If we know the concentrations of all the substances at equilibrium, we can calculate the equilibrium constant. However, it is sometimes impossible to experimentally know all the concentrations of the substances present at equilibrium. If we know the initial concentration of the reactants and have at least one other subscript, then it is possible to predict algebraically all the concentrations at equilibrium.

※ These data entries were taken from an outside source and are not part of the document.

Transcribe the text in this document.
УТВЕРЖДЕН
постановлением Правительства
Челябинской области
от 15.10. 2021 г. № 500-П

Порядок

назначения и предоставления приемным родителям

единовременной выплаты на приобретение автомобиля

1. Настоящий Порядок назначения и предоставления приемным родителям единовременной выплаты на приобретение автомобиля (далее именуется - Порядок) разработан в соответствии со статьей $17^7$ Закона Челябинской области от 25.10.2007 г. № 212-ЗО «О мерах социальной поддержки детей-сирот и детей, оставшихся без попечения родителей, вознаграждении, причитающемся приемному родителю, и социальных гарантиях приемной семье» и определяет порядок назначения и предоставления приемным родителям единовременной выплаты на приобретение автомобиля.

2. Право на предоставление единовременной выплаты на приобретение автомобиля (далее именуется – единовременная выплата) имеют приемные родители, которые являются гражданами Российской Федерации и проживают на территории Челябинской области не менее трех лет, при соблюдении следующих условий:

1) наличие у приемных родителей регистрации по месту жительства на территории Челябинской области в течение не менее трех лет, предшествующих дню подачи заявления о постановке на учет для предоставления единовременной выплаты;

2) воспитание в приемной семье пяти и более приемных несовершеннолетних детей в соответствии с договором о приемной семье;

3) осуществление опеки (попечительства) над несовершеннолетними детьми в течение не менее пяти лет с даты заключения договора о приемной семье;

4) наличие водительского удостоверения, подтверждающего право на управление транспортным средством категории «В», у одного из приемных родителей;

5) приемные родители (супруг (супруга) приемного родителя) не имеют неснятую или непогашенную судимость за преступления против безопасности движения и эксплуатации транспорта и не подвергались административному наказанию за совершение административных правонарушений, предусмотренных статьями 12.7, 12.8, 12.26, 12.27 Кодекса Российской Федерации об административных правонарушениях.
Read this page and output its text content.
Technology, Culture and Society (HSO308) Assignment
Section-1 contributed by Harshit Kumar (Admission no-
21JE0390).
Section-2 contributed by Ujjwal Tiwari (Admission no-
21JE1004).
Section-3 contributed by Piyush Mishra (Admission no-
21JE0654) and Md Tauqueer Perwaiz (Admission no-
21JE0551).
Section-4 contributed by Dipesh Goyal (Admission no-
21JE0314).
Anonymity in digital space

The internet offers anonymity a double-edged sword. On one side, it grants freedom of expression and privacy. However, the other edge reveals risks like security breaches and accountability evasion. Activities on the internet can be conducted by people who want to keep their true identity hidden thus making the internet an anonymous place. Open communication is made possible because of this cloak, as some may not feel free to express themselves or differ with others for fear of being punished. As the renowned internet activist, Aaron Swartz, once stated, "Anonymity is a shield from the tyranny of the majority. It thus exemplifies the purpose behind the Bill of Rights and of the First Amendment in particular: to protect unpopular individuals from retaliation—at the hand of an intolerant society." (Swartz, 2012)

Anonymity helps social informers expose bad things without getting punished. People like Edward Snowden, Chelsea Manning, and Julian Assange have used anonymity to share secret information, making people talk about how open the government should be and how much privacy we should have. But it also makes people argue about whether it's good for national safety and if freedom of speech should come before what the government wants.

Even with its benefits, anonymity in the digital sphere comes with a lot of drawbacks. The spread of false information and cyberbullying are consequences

This is done using an Initial - Variation - Equilibrium (ICE) table.
For example, if we consider the following reaction: |I_{2(g)} + H_{2(g)} \rightleftharpoons 2\; HI_{(g)}|. The initial concentration of the two reactants is 1.0 mol/L, whereas there are 1.57 mol/L of products when equilibrium is reached. Place the known data or values in an ICE table:
|
Reaction |
|I_{2(g)}| + | |H_{2(g)}| | |\rightleftharpoons| | |2\ HI_{(g)}| |
| Initial | |1,0\ mol/L| | |1,0\ mol/L| | |0\ mol/L| | |
| Variation | ? | ? | ? | |
|
Equilibrium |
? | ? | |1,57\ mol/L| |
Since the variations in concentrations are within the stoichiometric ratios, we can then determine the missing equilibrium concentrations. With the data or values known, the variation in the products can be determined:
| Reaction | |I_{2(g)}| + | |H_{2(g)}| | |\rightleftharpoons| | |2\ HI_{(g)}| |
| Initial | |1,0\ mol/L| | |1,0\ mol/L| | |0\ mol/L| | |
| Variation | ? | ? | |\color{red}{+ 1,57\ mol/L}| | |
|
Equilibrium |
? | ? | |1,57\ mol/L| |
The variation in concentrations is proportional to the coefficients in the balanced equation. Thus, in the example studied, as there are half as many reactants as products in the balanced equation, the variation in concentrations will also be half as great. The variation in the reactants can be determined from the variation in the product HI by simple crossbreeding. For example: |\frac{H_{2(g)}}{?}=\frac{2 HI_{(g)}}{1,57 mol/L}|. Remember that the change in concentration of the reactants is negative because they are consumed during the reaction, whereas the change in concentration of the products is positive because they are formed during the reaction. The result is
| Reaction | |I_{2(g)}| + | |H_{2(g)}| | |\rightleftharpoons| | |2\ HI_{(g)}| |
| Initial | |1,0\ mol/L| | |1,0\ mol/L| | |0\ mol/L| | |
| Variation | |\color{red}{-0,785\ mol/L}| | |\color{red}{- 0,785\ mol/L}| | |\color{red}{+ 1,57\ mol/L}| | |
|
Equilibrium |
|\color{red}{0,215\ mol/L}| | |\color{red}{0,215\ mol/L}| | |1,57\ mol/L| |
These data or values can then be used to calculate the equilibrium constant.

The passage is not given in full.